Sería reconfortante disponer de un culpable claro de esta situación sobre el que volcar todas nuestras iras. Desahogarse zurrándole al gobierno de turno, acusándolo de incompetencia para gestionar esta crisis sanitaria, puede ser un ejercicio psicológicamente saludable, pero no se ajusta a la verdad. Gobiernos de todo el mundo, de todos los signos políticos y que han aplicado sistemas diferentes para cortar la plaga han fracasado estrepitosamente. Países “serios” (de esos que se usan como ejemplo para compararlos con los desastres de España) como Holanda y Alemania las están pasando putas y presentan en estos días una cuenta de resultados mucho más desastrosa que la nuestra. Tampoco se puede recurrir al socorrido tópico de la irresponsabilidad social, ya que las últimas oleadas del coronavirus han igualado en la penuria a las alegres sociedades mediterráneas del sur que pasan la vida en la calle tomando cañas con las disciplinadas comunidades del norte europeo, que siguen al pie de la letra cualquier instrucción institucional.

Sería conveniente aceptar que esta pandemia mundial es un fenómeno desconocido, que ha pillado a la Humanidad en bragas y que ha obligado a todo el mundo improvisar sobre la marcha. Si alguien asegura que tiene una solución mágica para acabar con  esta catástrofe, no lo duden: ustedes están ante un mentiroso, ante un idiota o ante la última versión delirante de Miguel Bosé.

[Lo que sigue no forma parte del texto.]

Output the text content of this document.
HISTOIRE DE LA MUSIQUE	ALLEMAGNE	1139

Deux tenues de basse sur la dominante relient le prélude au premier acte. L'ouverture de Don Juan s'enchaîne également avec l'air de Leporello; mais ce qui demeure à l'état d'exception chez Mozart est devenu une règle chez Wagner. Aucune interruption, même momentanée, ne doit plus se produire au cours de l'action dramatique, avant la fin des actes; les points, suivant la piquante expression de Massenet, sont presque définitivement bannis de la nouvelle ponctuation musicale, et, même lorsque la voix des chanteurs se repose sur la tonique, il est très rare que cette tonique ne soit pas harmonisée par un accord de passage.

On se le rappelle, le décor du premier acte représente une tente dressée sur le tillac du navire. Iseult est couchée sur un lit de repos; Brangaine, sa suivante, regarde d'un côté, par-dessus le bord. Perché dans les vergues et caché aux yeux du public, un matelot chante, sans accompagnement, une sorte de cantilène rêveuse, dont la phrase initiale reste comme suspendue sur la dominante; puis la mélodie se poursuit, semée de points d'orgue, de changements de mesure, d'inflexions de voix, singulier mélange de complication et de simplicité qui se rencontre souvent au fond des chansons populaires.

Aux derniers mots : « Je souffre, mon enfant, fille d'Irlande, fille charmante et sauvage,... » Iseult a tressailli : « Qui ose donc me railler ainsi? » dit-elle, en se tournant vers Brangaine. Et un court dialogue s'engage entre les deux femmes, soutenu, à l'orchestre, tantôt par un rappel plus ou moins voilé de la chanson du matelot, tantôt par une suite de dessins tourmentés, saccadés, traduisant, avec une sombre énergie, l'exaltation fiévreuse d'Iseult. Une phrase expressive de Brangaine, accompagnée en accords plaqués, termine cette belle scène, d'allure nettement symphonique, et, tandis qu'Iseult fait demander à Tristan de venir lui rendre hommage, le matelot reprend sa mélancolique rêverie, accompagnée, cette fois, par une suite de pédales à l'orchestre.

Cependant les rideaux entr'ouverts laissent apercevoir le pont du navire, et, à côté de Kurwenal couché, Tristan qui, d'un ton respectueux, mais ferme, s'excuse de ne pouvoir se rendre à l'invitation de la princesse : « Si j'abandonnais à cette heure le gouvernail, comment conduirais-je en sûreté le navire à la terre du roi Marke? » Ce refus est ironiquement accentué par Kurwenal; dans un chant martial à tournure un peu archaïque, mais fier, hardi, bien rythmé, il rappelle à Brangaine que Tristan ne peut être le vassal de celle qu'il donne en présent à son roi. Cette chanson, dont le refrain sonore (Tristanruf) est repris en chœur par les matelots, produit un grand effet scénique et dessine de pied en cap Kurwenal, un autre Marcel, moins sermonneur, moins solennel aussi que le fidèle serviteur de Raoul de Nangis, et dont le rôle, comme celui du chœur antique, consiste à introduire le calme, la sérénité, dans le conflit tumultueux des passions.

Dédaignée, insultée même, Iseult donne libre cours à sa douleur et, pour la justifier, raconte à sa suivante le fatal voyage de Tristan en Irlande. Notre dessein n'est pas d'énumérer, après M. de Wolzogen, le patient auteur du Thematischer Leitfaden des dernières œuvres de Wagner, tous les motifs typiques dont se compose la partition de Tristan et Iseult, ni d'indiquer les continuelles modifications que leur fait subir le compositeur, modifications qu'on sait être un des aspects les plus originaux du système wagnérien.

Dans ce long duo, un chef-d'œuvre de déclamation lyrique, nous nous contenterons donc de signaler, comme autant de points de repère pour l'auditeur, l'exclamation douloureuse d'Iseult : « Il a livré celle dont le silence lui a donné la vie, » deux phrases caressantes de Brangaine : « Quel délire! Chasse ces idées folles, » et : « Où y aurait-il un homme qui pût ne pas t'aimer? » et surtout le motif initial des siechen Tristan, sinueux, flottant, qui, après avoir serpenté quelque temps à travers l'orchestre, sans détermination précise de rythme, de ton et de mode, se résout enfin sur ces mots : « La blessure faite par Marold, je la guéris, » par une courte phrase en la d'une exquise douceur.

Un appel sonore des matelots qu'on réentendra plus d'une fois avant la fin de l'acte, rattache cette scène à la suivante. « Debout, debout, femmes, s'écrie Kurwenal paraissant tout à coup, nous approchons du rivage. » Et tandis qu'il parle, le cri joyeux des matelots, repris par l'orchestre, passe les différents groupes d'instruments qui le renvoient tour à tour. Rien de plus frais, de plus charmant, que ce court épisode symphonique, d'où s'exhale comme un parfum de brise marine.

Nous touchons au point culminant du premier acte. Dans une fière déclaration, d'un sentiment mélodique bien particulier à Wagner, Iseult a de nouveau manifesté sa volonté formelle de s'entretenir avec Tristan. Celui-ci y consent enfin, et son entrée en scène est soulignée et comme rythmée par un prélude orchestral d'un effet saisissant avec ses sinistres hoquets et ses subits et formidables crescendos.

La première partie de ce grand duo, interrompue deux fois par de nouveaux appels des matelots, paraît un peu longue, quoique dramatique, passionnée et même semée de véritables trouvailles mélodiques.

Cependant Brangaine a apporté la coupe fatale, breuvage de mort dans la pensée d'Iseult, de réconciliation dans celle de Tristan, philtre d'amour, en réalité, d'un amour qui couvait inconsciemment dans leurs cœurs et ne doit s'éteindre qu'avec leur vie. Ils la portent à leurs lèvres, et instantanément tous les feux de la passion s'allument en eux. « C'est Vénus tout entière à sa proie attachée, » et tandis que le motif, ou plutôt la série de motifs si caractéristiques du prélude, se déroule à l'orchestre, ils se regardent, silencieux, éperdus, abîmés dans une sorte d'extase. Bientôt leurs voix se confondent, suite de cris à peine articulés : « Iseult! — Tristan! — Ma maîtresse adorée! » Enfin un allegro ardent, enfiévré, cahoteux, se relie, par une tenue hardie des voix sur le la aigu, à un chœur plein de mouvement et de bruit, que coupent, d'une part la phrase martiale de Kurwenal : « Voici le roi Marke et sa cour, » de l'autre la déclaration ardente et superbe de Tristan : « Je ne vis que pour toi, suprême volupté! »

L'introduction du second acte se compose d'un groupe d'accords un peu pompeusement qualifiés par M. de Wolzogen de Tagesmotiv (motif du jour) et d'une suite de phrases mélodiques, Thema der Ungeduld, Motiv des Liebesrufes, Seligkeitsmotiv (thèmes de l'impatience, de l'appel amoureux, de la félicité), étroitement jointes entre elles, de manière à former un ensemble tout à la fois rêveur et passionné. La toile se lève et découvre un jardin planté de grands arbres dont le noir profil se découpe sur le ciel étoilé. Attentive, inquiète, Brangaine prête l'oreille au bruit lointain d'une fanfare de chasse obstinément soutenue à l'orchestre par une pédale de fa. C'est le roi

La prudencia y el sentido común aconsejan no hacer leña con el tratamiento sanitario de este problema. Sin embargo, el abordaje político e informativo de la pandemia sí que ha dejado amplísimos espacios de error, que merecen la más dura de las críticas. Las prisas de nuestros políticos por ponerse la medalla del “Yo acabe con el covid” han provocado más de un destrozo en los planes de salud pública. El afán de los gobernantes de combinar la prevención sanitaria con el funcionamiento de sectores de fuerte peso económico, como la hostelería, ha sido el foco de importantes disfunciones.  La carrera de las diferentes administraciones para recuperar la normalidad y para rentabilizarla políticamente a través de festejos multitudinarios y de celebraciones callejeras es otro de los aspectos manifiestamente mejorables de la gestión institucional de los dos últimos años. La mala administración de la euforia y el triunfalismo injustificado han sido dos males endémicos de los  que no se ha librado casi ninguna institución pública.

Metidos ya en la sexta oleada y con una nube de amenazas volando sobre nuestras cabezas, es ya el momento de exigirle a quien corresponda un radical cambio de actitudes. Si estos dos años de Vía Crucis sanitario han demostrado que no hay fórmulas mágicas para acabar rápidamente con el siniestro virus, también han dejado claro que no existe ningún impedimento para que nuestros gestores públicos nos traten como a personas adultas, contándonos la verdad sin maquillajes tranquilizadores y rechazando de plano cualquier tentación de anticipar en falso el final de un problema que sigue fuera de control.

La ciudadanía ha demostrado claramente su madurez y su capacidad para soportar periodos de “sangre, sudor y lágrimas”. No se merece, desde luego, este castigo suplementario hecho de verdades a medias y de torpes intentos de forzar el adelanto de una normalidad que todavía está lejana. En beneficio de la salud mental de todos, sería importante detener este carrusel emocional y empezar a llamar a las cosas por su nombre.